Business Plan content priority
A business plan is a business plan. To be effective, the underlying work of investigation needs to face multiple topics and management areas, namely market analysis, benchmark study, strategy plan, operations guide, financial forecasting. The holistic approach is necessary for the quality of the assessment, because the insights coming from all areas of the analysis are interconnected: for instance, the market analysis is essential to building the assumptions for the sales plan, so to begin with the financial forecasting job. However, even if the analysis has been through and we positively collected a lot of data, we should prevent ourselves from "showing off" how much work has been carried out reporting all data and sources into the presentation.

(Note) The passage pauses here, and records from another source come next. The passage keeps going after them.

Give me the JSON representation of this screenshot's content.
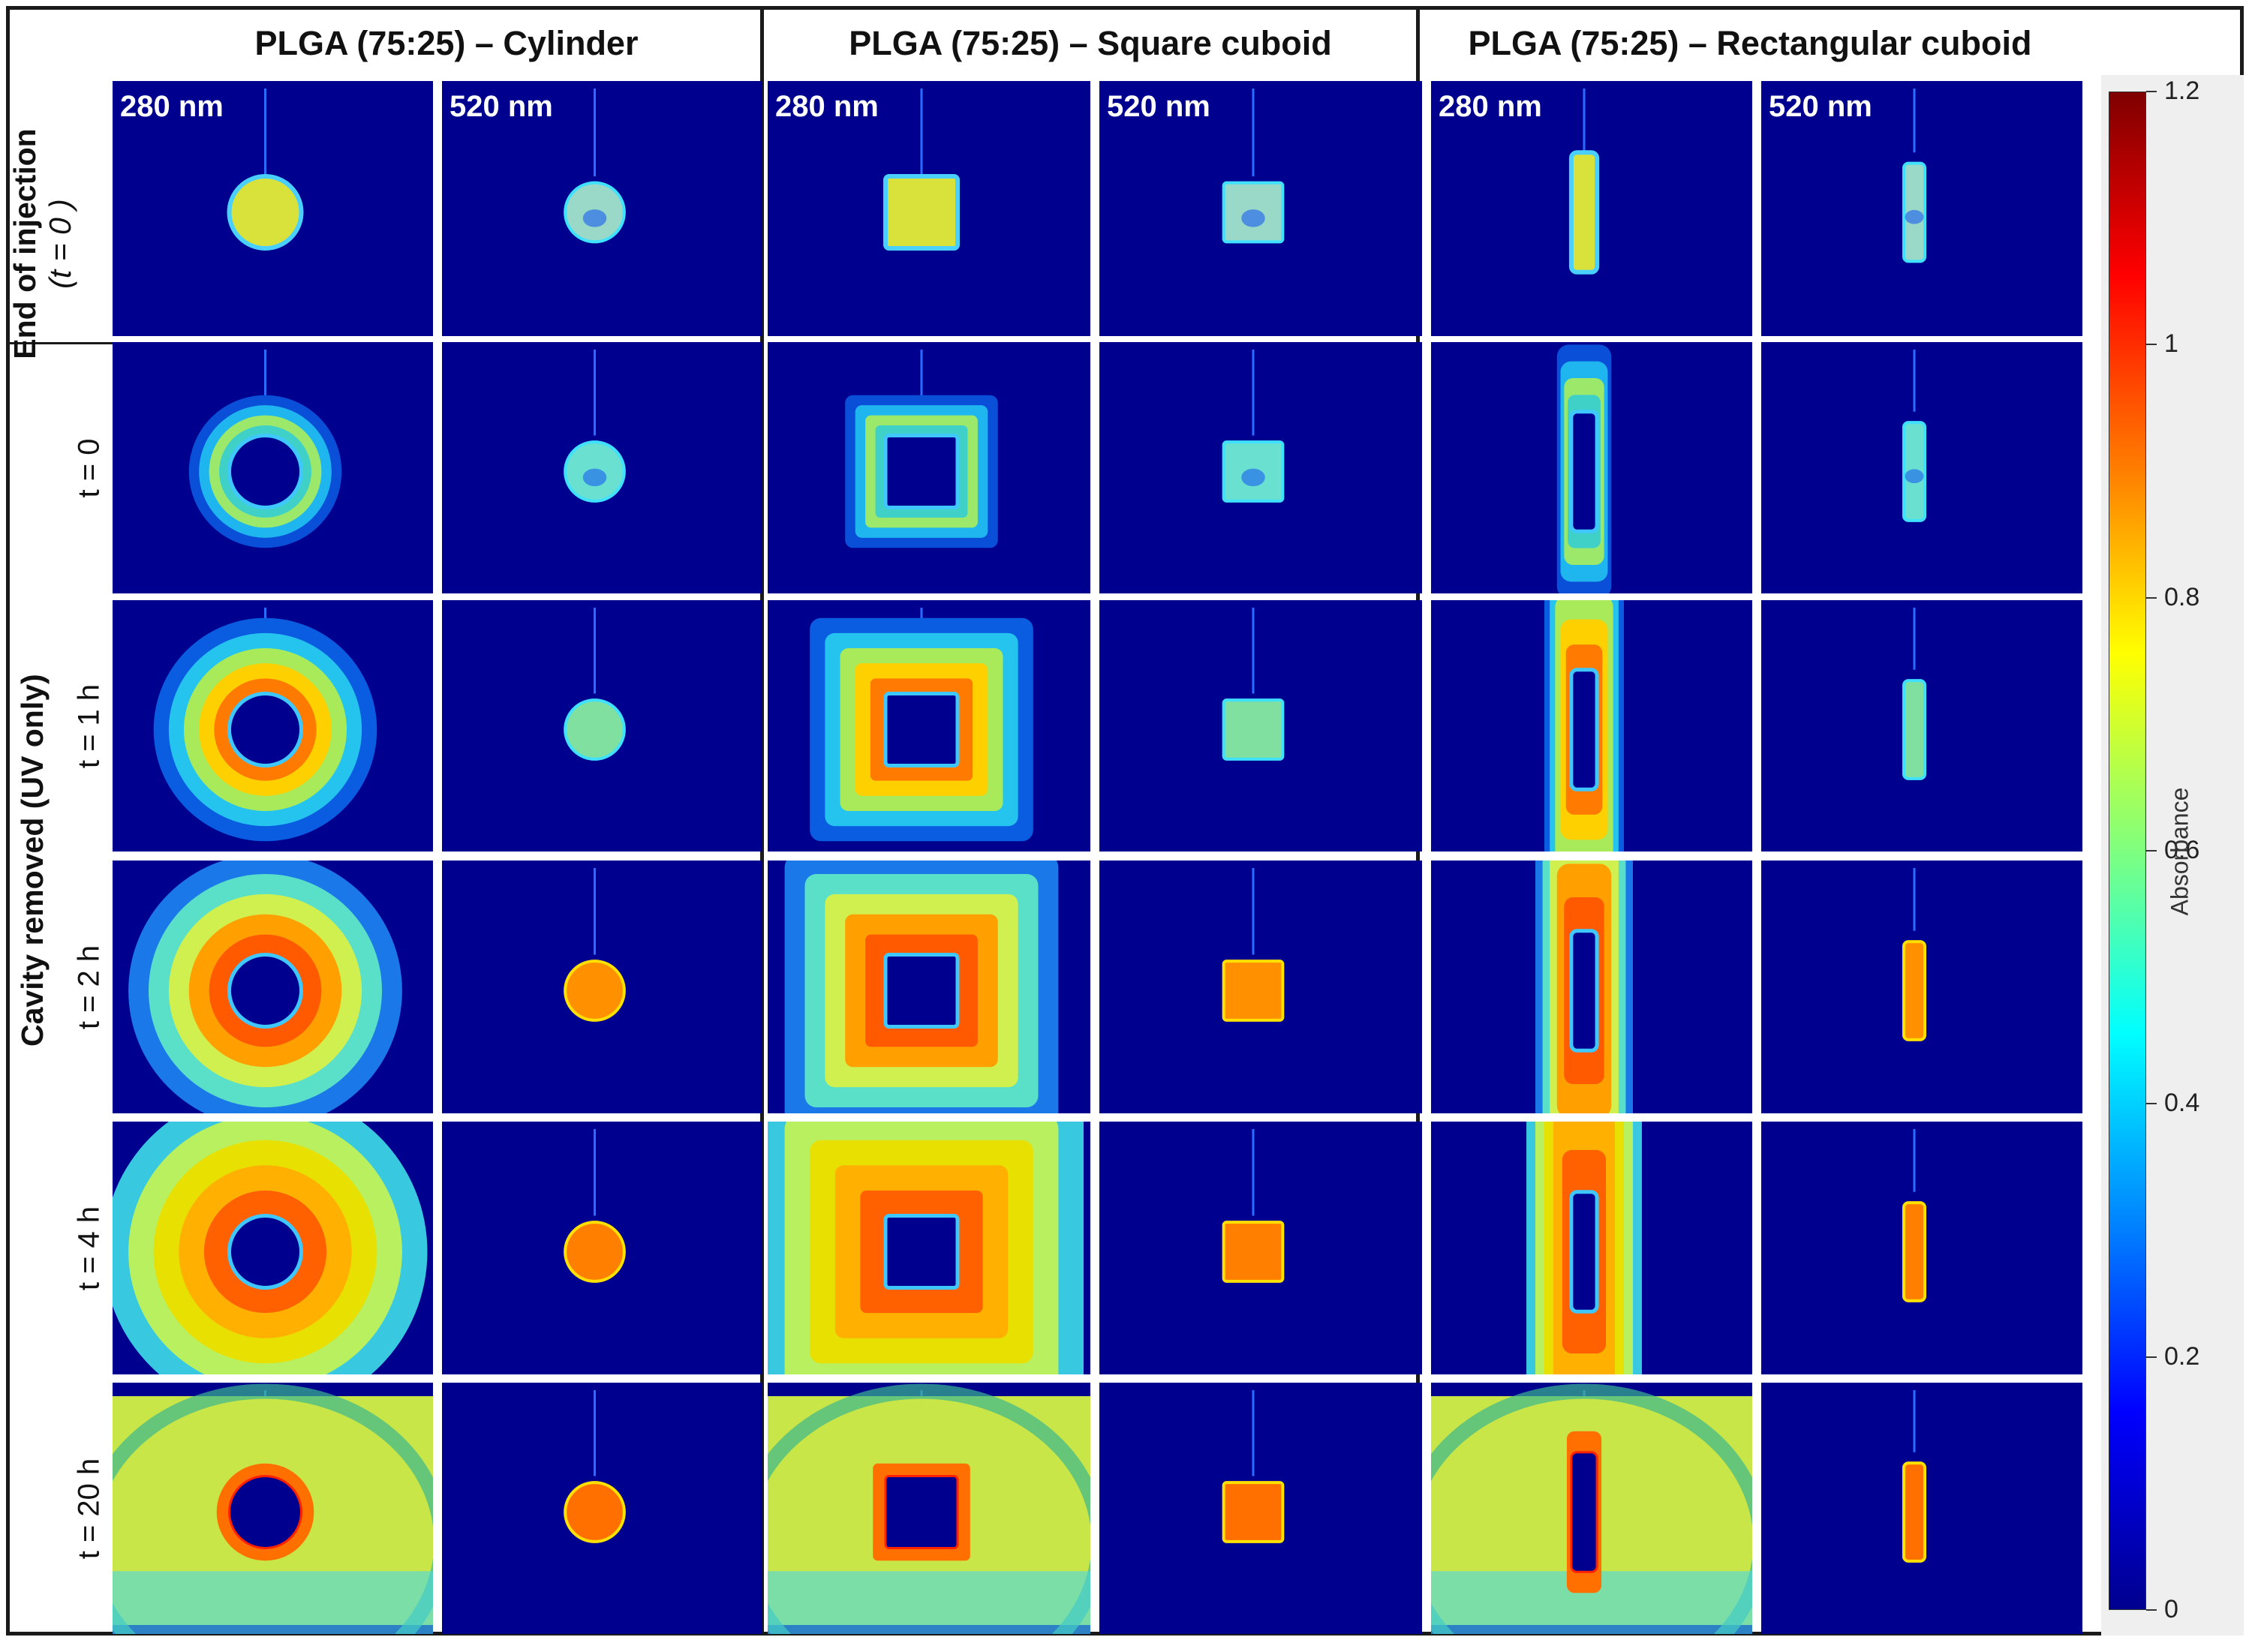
{
  "columns": [
    {
      "title": "PLGA (75:25) – Cylinder",
      "shape": "circle"
    },
    {
      "title": "PLGA (75:25) – Square cuboid",
      "shape": "square"
    },
    {
      "title": "PLGA (75:25) – Rectangular cuboid",
      "shape": "rect"
    }
  ],
  "wavelengths": [
    "280 nm",
    "520 nm"
  ],
  "group_labels": {
    "top_line1": "End of injection",
    "top_line2": "(t = 0 )",
    "bottom": "Cavity removed (UV only)"
  },
  "rows": [
    "t = 0",
    "t = 1 h",
    "t = 2 h",
    "t = 4 h",
    "t = 20 h"
  ],
  "colorbar": {
    "label": "Absorbance",
    "ticks": [
      "0",
      "0.2",
      "0.4",
      "0.6",
      "0.8",
      "1",
      "1.2"
    ],
    "min": 0,
    "max": 1.2,
    "colors": [
      "#00008f",
      "#0000ff",
      "#007fff",
      "#00ffff",
      "#7fff7f",
      "#ffff00",
      "#ff7f00",
      "#ff0000",
      "#7f0000"
    ]
  }
}
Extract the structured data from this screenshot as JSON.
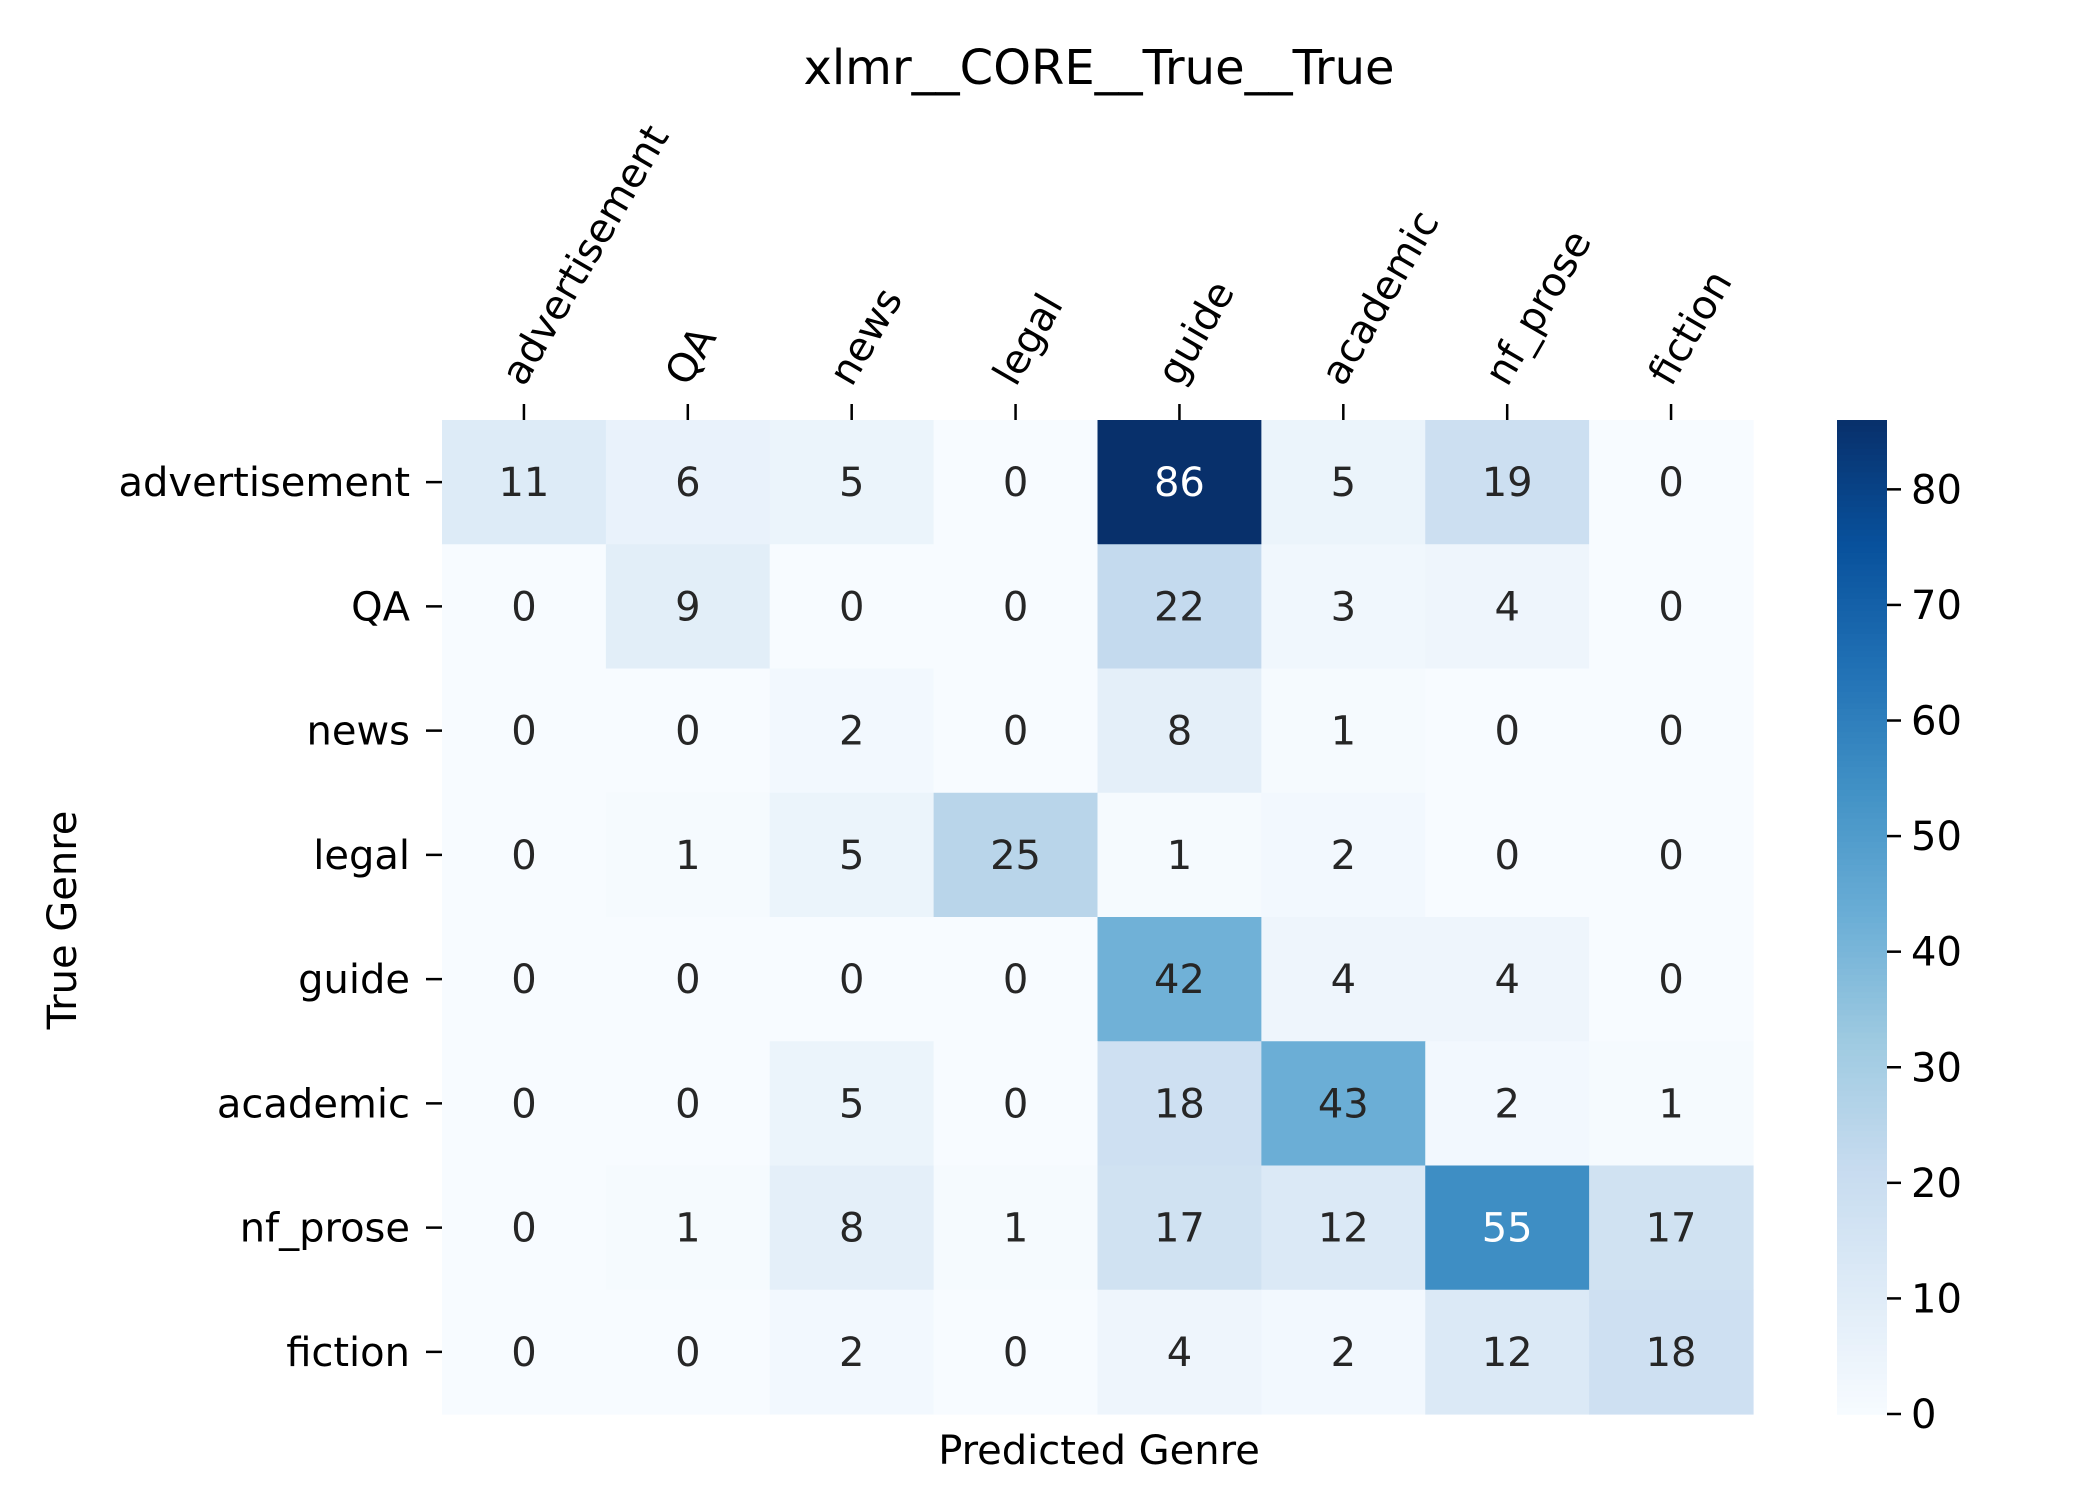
{
  "chart_data": {
    "type": "heatmap",
    "title": "xlmr__CORE__True__True",
    "xlabel": "Predicted Genre",
    "ylabel": "True Genre",
    "x_categories": [
      "advertisement",
      "QA",
      "news",
      "legal",
      "guide",
      "academic",
      "nf_prose",
      "fiction"
    ],
    "y_categories": [
      "advertisement",
      "QA",
      "news",
      "legal",
      "guide",
      "academic",
      "nf_prose",
      "fiction"
    ],
    "values": [
      [
        11,
        6,
        5,
        0,
        86,
        5,
        19,
        0
      ],
      [
        0,
        9,
        0,
        0,
        22,
        3,
        4,
        0
      ],
      [
        0,
        0,
        2,
        0,
        8,
        1,
        0,
        0
      ],
      [
        0,
        1,
        5,
        25,
        1,
        2,
        0,
        0
      ],
      [
        0,
        0,
        0,
        0,
        42,
        4,
        4,
        0
      ],
      [
        0,
        0,
        5,
        0,
        18,
        43,
        2,
        1
      ],
      [
        0,
        1,
        8,
        1,
        17,
        12,
        55,
        17
      ],
      [
        0,
        0,
        2,
        0,
        4,
        2,
        12,
        18
      ]
    ],
    "colormap": "Blues",
    "colorbar": {
      "min": 0,
      "max": 86,
      "ticks": [
        0,
        10,
        20,
        30,
        40,
        50,
        60,
        70,
        80
      ]
    },
    "x_axis_position": "top",
    "grid": false
  }
}
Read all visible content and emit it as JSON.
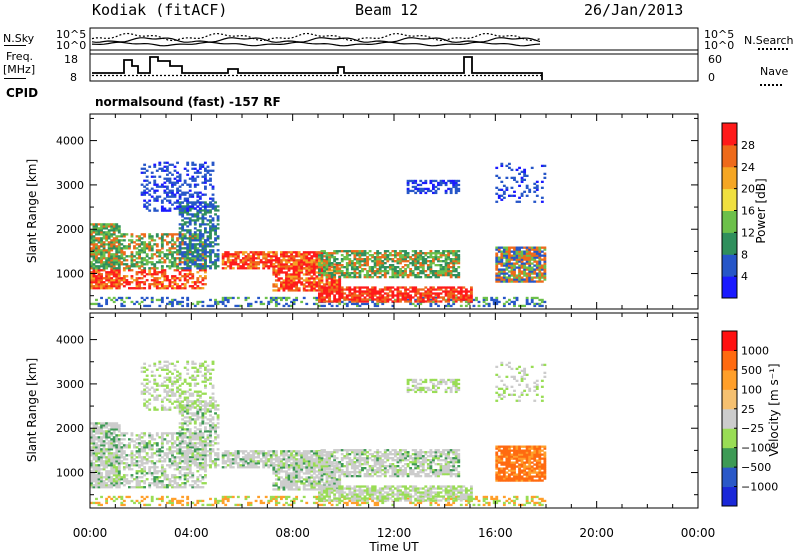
{
  "header": {
    "station": "Kodiak (fitACF)",
    "beam": "Beam 12",
    "date": "26/Jan/2013"
  },
  "strip": {
    "nsky_label": "N.Sky",
    "nsearch_label": "N.Search",
    "freq_label": "Freq.",
    "freq_unit": "[MHz]",
    "nave_label": "Nave",
    "cpid_label": "CPID",
    "cpid_text": "normalsound (fast) -157 RF",
    "noise_ticks": [
      "10^5",
      "10^0"
    ],
    "freq_ticks": [
      "18",
      "8"
    ],
    "nave_ticks": [
      "60",
      "0"
    ]
  },
  "colors": {
    "power": [
      "#1a1aff",
      "#2656c8",
      "#2f8f5c",
      "#6cc04a",
      "#f0e040",
      "#f5a623",
      "#ee6a1a",
      "#ff1a1a"
    ],
    "velocity": [
      "#ff1010",
      "#ff6a10",
      "#ff9f2a",
      "#f5c070",
      "#cccccc",
      "#99dd55",
      "#3d9a55",
      "#2a58c8",
      "#1a28d8"
    ]
  },
  "chart_data": [
    {
      "type": "heatmap",
      "name": "power-panel",
      "xlabel": "",
      "ylabel": "Slant Range [km]",
      "x_ticks": [
        "00:00",
        "04:00",
        "08:00",
        "12:00",
        "16:00",
        "20:00",
        "00:00"
      ],
      "y_ticks": [
        1000,
        2000,
        3000,
        4000
      ],
      "ylim": [
        200,
        4600
      ],
      "xlim_hours": [
        0,
        24
      ],
      "colorbar_label": "Power [dB]",
      "colorbar_ticks": [
        "4",
        "8",
        "12",
        "16",
        "20",
        "24",
        "28"
      ],
      "colorbar_range": [
        0,
        32
      ]
    },
    {
      "type": "heatmap",
      "name": "velocity-panel",
      "xlabel": "Time UT",
      "ylabel": "Slant Range [km]",
      "x_ticks": [
        "00:00",
        "04:00",
        "08:00",
        "12:00",
        "16:00",
        "20:00",
        "00:00"
      ],
      "y_ticks": [
        1000,
        2000,
        3000,
        4000
      ],
      "ylim": [
        200,
        4600
      ],
      "xlim_hours": [
        0,
        24
      ],
      "colorbar_label": "Velocity [m s⁻¹]",
      "colorbar_ticks": [
        "1000",
        "500",
        "100",
        "25",
        "−25",
        "−100",
        "−500",
        "−1000"
      ]
    }
  ]
}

The final document must be essential and easy to read (see the Tip "Business Plan, the style beyond the substance"), so summarizing the insights in relatively few slides and transform information into infographics is a task enhancing the effectiveness of the document itself. Moreover, at the beginning, while the general structure of the business plan has been drafted, it is important to understand what part of the analysis our targeted reader might be interested most: is the audience focused on understanding the projected financial return of the investment? is instead interested more in understanding how we set up the marketing strategy and the subsequent promotional activities, as a demonstration of the market potential of our product?
These examples show that, while we should give space to all areas of the business plan analysis, we should altogether increase the room to the topics our reader is interested most. At the end, we build a business plan to reach a goal, not to show we are wonderful business planners!